From, the ultimate progressive rock music website

2 stars Rain of a Thousand Flames is now considered Rhapsody's fourth full-length record, but when it came out in 2001 was advertised as a "specially priced album". This was essentially an EP with the duration of a full album, and it was meant to work as an appetizer while fans were waiting for the "main course" Power of the Dragonflame that would be released only a few months later.

The new album continues in the direction that Rhapsody had taken on their third record Dawn of Victory.

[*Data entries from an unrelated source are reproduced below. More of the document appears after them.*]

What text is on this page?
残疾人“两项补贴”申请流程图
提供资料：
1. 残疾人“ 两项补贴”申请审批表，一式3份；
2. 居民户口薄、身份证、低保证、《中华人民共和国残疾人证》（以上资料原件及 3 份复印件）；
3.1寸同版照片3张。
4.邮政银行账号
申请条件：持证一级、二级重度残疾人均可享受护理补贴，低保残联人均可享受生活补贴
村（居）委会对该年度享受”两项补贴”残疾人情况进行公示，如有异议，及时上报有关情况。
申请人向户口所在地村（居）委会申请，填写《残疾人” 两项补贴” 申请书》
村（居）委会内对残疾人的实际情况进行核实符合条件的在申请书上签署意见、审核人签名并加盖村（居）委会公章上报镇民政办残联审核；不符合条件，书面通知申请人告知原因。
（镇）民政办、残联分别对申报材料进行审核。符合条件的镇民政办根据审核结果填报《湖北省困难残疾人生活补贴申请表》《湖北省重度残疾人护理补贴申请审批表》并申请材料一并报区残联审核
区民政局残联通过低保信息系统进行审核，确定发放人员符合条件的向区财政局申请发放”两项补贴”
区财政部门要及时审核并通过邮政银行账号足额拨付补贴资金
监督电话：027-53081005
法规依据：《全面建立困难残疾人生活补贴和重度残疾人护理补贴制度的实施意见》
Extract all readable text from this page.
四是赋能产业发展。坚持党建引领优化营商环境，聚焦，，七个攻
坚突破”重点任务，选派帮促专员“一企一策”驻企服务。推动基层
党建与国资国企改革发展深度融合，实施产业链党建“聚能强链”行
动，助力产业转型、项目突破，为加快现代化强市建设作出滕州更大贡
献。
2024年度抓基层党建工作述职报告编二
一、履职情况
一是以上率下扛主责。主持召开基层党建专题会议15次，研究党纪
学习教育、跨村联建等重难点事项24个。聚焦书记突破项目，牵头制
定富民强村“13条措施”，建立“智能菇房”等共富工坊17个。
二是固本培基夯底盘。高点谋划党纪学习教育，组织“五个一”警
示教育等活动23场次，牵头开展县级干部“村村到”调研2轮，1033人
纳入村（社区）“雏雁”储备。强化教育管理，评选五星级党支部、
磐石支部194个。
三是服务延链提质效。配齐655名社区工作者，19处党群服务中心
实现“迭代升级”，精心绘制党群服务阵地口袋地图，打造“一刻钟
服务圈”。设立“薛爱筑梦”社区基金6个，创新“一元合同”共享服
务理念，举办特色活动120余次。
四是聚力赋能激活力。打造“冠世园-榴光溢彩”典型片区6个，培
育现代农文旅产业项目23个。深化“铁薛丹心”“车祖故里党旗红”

The music is faster and more aggressive, sacrificing the symphonic influences and classical/acoustic instrumentation in favour of a ballsier and more direct power metal sound that reminds me more of Manowar than Blind Guardian (the band that Rhapsody were frequently compared to at the beginning of their career). This is particularly evident on the title-track, a raging affair that does not give the listener a second to catch breath amidst relentless double-bass drumming, razor-sharp riffs, and shouted vocals.

The rest of the album continues in a similar vein, albeit "Queen of the Dark Horizons" is more melodic and features a bombastic chorus that brings me back to the band's origins. In my opinion this is the best piece of the album, while the following suite "Rhymes of a Tragic Poem" that closes the album, is probably the lowest point of the record. I have always thought that Rhapsody are a bit hit-and-miss when it comes to lengthier, more complex compositions and "Rhymes of a Tragic Poem" proves the point. There is very little cohesion across the four tracks that form the suite and very little sense of song development. Moreover, large sections of these four tracks are ruined by the use of a narrator (Sir Jay Lansford). This was Rhapsody's attempt at making their music more cinematic and filmscore-like, but the end result is fairly dismal. The acting is cringeworthy and the damn voiceover goes on for what seems like forever at the beginning of the suite, completely killing the mood.

Rain of a Thousand Flames is in my opinion the weakest chapter of the Emerald Sword saga that spans the band's first 5 albums. It's still worthy of your money if you are a completionist. Plus "Queen of the Dark Horizons" is a very good piece that would not have disfigured on Dawn of Victory, combining bombastic melodies and power in Rhapsody's best tradition.